Людмила Улицкая - Путешествие в седьмую сторону света
Тани, однако, дома не было. В тот вечер ее там и не бывало... Она сидела у Козы и сухо излагала близнецовую историю, которая произошла совершенно случайно и совершенно напрасно... Вика звонко хохотала, поминала Шекспира, Аристофана и Томаса Манна, а Таня, попивая грузинское вино, морщилась:
- Они мне как братья. Мы росли вместе. Я их обоих люблю.
Вика подняла круглое женственное плечо, раздула суховатые губы, вложила мягкие булки грудей, обтянутых розовым трикотажем, в жесткие, железного цвета ладони, покачала их на весу:
- Так обоих и возьми. Только одновременно. Это кайф.
Таня посмотрела на нее серьезно, как на уроке математики:
- Знаешь, это мысль.

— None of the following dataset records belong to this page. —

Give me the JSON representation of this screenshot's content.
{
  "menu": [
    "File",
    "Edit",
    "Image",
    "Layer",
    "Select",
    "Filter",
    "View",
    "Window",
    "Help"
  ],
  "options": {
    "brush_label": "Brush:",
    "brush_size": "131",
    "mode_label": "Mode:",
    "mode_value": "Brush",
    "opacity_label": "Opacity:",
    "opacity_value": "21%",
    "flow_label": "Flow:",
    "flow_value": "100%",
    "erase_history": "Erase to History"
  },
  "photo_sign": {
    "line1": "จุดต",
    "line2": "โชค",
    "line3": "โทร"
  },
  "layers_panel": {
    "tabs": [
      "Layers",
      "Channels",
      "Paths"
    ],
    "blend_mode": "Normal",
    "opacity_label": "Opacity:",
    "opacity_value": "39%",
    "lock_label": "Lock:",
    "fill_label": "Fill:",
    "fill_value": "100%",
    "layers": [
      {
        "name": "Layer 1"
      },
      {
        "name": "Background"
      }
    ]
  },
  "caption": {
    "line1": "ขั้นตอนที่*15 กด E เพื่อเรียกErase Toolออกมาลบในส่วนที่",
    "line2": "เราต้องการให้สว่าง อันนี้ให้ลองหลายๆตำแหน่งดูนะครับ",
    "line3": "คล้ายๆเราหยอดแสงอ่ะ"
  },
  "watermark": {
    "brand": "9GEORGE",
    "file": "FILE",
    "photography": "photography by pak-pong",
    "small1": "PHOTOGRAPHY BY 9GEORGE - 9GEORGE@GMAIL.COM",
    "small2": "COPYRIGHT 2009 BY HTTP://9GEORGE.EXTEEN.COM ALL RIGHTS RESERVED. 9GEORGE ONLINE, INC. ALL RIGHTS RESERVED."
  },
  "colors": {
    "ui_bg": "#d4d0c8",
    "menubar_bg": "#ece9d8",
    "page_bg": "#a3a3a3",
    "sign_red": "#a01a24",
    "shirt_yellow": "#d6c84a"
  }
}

Собственно, кайф сам по себе меня не особенно интересует. Но по крайней мере никому не будет обидно... И будет честно.
Вика зашлась от смеха.
В следующую субботу Гена из Обнинска не приехал. Таня с трудом дозвонилась до него. Он суховато сообщил ей, что сильно занят и в ближайшее время приехать не сможет. Она быстро собралась и поехала в Обнинск. Стояли последние мартовские морозы, и Таня окоченела еще в электричке. Она долго искала общежитие и нашла его уже к вечеру. Гену она застала в постели - он был сильно простужен и отлеживался, укрытый двумя одеялами и чьим-то старым пальто. В комнате было отчаянно холодно, на подоконнике пролитая вода свернулась ледовой коркой.

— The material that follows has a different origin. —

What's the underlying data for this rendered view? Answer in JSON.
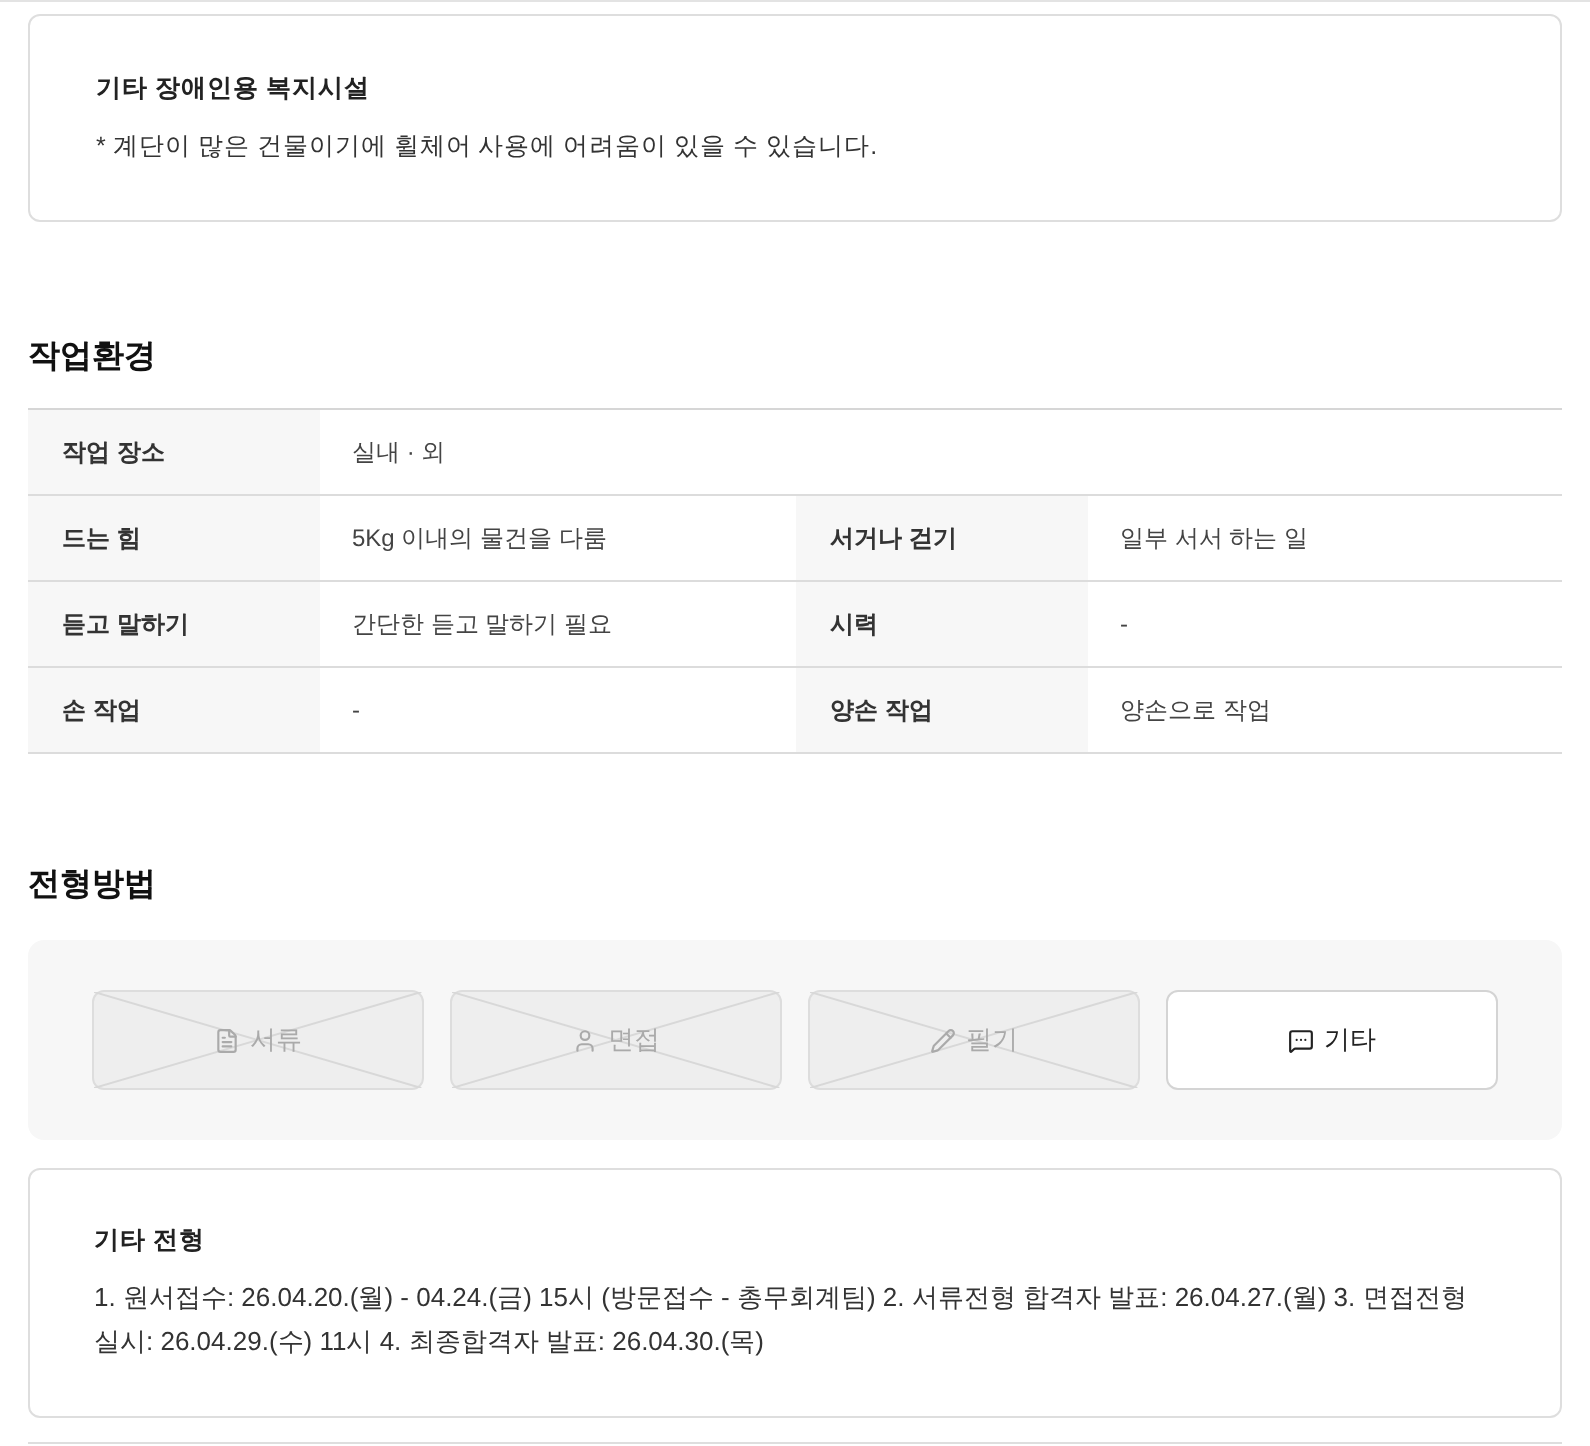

- Бедные, бедные мои мальчики, - бормотала Таня, отогревая руки у Гены на груди. Температура у него была под тридцать девять, и Тане казалось, что руки ее лежат на сковородке.
- Ты промерзла до самой середины, - засмеялся Гена, достигнув границ возможного.
- Да, - согласилась Таня. - Насквозь. Но ты очень горячий.
Постепенно их температура сравнялась.
Гена пошел в общественную кухню ставить чайник. Кипятильник был у него, но из-за большой нагрузки пробки вышибало: все общежитие обогревалось плитками и рефлекторами.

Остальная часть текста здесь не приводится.